Oft schon wurde erklärt: Das nächste Jahr wird das des Durchbruchs. 1988 als Denktaş und Vassiliou zu Gipfeltreffen zusammenkamen, hieß es das. Als Denktaş und Klerides mit VN-Generalsekretär Annan einen Anlauf unternahmen, wurde 1997 zum Jahr der Lösung. Und spätestens als 2004 die EU-Mitgliedschaft Südzyperns anstand und Denktaş und Papadopoulos verhandelten, wurde laut gerufen: die Lösung ist greifbar. Das Ergebnis ist bekannt. Noch einmal wurde die Lösung beschworen, als mit Talat und Christophias zwei am Verhandlungstisch saßen, die auf „einer Wellenlänge“ schienen. Nach einer Amtszeit musste Talat den Präsidentenpalast wieder räumen und Christophias kämpft derzeit um seine politische Zukunft.
Ankara scheint mit der aktuellen EU-Politik auch nicht wirklich in der Lage zu sein, einen Ausgleich zu schaffen. Die Türkei will die EU-Beziehungen einfrieren, wenn die Ratspräsidentschaft im zweiten Halbjahr von „Zypern“ übernommen wird. In der EU jaulen Politik und Medien auf, dass ein EU-Mitgliedsaspirant doch nicht die Beziehungen auf Eis legen könne – wenn auch nur vorübergehend. Ankara aber erkennt die Republik Zypern nicht als das an, als was sie sich selbst und andere sie sehen: als Regierung ganz Zyperns, die behauptet, die Teilung sei Folge einer türkischen Invasion und die die Ereignisse des Winters 1963/64 als türkische Aufstände abtut.
Tatsächlich aber wird Ankara das Wissen um die gefühlte moralische Richtigkeit der eigenen Argumentation nichts nützen, wenn die Weltgemeinschaft die Armee aus Ankara als „Besatzungsmacht“ wahrnimmt. Man wird ein mögliches Scheitern von Gesprächen der „Unnachgiebigkeit“ der türkischen Seite anlasten, die die Realität auf der Insel „negiere“. Man wird betonen, dass seit 2010 der „Hardliner“ Eroğlu im inseltürkischen Präsidentenpalast eingezogen sei, die Verhandlungen ins Stocken gerieten und der gezeigte gute Wille der „zyprischen Regierung“ auf keinen fruchtbaren Boden fallen konnte, weil Ankara blockiere.
Äußerungen in diese Richtung gab es bereits von Bundeskanzlerin Angela Merkel bei ihrem Zypernbesuch. Da wird es nicht viel nützen, wenn die VN sich abmühen und die inseltürkische Regierung guten Willen zeigt, Pläne ausarbeitet, wie eine „win-win-Situation“ aussehen könnte. Am Ende zerbricht das Porzellan, wenn Ankara und Paris aus Wahlkampf- und nationalen Prestigegründen ihr Verhältnis aufs Spiel setzen oder wenn die türkeiskeptische Stimmung in Deutschland vorangetrieben wird.
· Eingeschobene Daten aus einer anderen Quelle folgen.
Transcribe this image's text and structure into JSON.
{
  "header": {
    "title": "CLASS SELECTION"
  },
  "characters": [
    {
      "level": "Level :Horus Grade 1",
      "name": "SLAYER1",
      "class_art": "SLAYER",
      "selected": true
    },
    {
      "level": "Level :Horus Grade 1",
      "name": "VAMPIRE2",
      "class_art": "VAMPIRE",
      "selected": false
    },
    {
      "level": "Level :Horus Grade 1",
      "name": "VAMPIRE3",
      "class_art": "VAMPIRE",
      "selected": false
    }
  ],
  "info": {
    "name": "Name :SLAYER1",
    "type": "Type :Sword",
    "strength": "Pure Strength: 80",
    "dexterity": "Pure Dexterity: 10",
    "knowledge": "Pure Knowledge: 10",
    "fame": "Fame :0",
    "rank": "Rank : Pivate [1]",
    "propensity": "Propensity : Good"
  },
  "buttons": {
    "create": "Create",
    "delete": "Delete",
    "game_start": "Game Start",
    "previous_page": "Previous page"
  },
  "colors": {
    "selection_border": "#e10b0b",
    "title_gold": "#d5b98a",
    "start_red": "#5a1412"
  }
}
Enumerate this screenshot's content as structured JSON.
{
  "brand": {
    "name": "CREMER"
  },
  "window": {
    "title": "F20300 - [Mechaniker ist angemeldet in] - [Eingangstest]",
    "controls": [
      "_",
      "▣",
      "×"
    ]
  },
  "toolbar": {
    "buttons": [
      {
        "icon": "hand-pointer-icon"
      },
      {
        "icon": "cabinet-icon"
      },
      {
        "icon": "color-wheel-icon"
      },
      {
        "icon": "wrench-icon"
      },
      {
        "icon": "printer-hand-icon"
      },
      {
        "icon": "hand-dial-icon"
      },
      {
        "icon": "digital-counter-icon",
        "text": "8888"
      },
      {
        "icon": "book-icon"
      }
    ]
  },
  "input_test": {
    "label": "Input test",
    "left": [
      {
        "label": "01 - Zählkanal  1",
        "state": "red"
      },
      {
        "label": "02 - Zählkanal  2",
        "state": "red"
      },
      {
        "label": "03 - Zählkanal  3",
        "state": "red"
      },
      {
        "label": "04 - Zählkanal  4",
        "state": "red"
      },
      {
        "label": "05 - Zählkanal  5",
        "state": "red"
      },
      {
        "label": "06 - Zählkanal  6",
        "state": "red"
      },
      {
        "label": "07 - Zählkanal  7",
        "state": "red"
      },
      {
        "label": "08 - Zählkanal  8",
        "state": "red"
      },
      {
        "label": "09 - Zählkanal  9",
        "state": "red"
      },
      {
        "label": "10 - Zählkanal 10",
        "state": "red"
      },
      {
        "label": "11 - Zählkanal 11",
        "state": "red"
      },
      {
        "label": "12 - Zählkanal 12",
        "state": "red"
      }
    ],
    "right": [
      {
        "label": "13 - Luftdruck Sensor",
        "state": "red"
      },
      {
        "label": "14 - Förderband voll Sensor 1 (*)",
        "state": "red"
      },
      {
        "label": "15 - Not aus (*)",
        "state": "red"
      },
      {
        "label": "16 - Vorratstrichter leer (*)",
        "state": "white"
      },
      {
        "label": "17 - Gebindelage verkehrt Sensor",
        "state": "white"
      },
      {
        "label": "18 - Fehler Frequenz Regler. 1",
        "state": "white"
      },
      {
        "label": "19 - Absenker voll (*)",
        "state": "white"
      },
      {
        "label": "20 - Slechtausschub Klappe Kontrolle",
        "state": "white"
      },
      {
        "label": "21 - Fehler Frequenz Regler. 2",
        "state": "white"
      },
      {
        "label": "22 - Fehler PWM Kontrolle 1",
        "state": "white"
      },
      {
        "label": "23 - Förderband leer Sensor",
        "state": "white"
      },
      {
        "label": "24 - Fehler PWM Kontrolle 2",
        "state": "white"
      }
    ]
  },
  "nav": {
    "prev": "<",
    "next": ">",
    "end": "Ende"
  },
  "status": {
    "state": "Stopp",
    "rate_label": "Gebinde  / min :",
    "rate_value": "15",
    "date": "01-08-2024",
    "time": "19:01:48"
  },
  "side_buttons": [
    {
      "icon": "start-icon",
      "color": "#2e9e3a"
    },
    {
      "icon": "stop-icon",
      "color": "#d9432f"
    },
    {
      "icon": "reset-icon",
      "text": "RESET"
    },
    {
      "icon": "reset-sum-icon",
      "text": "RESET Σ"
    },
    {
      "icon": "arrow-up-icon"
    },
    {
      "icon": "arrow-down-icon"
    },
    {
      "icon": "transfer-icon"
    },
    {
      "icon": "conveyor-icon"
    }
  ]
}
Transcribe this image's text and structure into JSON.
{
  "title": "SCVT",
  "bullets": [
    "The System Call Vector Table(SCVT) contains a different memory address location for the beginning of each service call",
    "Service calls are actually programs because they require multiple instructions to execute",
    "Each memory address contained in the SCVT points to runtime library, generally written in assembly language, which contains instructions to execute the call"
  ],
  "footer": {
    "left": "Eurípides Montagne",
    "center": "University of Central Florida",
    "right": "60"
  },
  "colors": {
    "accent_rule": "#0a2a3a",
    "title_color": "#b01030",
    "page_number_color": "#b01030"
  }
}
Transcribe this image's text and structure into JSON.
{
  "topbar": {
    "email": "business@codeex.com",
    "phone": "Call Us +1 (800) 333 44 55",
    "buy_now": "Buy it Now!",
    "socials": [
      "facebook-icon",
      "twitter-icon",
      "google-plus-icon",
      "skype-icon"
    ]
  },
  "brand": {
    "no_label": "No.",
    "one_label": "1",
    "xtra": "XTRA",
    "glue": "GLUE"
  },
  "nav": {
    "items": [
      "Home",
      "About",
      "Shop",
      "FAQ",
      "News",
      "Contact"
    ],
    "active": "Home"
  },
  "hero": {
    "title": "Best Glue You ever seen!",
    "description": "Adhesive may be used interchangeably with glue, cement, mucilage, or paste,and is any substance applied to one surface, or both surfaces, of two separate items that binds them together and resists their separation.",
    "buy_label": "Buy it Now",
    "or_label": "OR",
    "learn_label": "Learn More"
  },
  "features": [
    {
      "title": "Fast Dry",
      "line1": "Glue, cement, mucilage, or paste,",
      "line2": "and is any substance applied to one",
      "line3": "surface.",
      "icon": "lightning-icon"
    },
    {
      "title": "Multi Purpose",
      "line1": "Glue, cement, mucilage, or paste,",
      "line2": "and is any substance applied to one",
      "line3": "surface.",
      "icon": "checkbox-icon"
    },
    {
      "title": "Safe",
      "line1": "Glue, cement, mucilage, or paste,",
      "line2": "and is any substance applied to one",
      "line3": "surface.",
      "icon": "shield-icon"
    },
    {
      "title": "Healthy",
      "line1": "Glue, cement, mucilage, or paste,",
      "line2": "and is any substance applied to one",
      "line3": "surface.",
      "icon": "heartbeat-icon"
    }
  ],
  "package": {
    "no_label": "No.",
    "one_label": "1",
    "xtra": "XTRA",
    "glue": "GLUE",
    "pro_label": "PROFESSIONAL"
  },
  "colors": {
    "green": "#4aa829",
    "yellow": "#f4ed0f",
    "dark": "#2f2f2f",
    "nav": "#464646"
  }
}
Am Ende wird die Zypernfrage wohl nicht in Nikosia entschieden.
Die griechische Führung (inklusive ihrer Kirche) weiß die Lage zu nutzen und lässt wenige Gelegenheiten aus, zu betonen, dass die Vereinigung nach deutschem Vorbild funktionieren kann. Das aber ist eine Sackgasse. Die TRNC wird nicht aufgelöst werden und der Republik beitreten können. Es widerspräche der Genese der Zypernfrage und würde auch den Charakter der Partnerschaft von 1960 untergraben. Was aber ist Plan B? Am Ende würde Nordzypern wohl abstimmen müssen, ob es Teil der Türkei sein mag. Und die Politik der Vergangenheit könnte dafür gesorgt haben, dass dies mit Zustimmung endet. Dann ist der Norden für die griechische Seite „verloren“ und Europa muss sich fragen, ob es mit seiner einseitigen Haltung dies mit zu verantworten hat und ob dies so gewollt war. Am Ende verlieren möglicherweise die Zyperntürken ihre Eigenständigkeit, weil Europa sich nicht durchringen konnte, von den Griechen wirkliche Kompromissbereitschaft zu fordern. So gesehen ist 2012 aufgrund der EU-Ratspräsidentschaft der Inselgriechen tatsächlich ein Schicksalsjahr.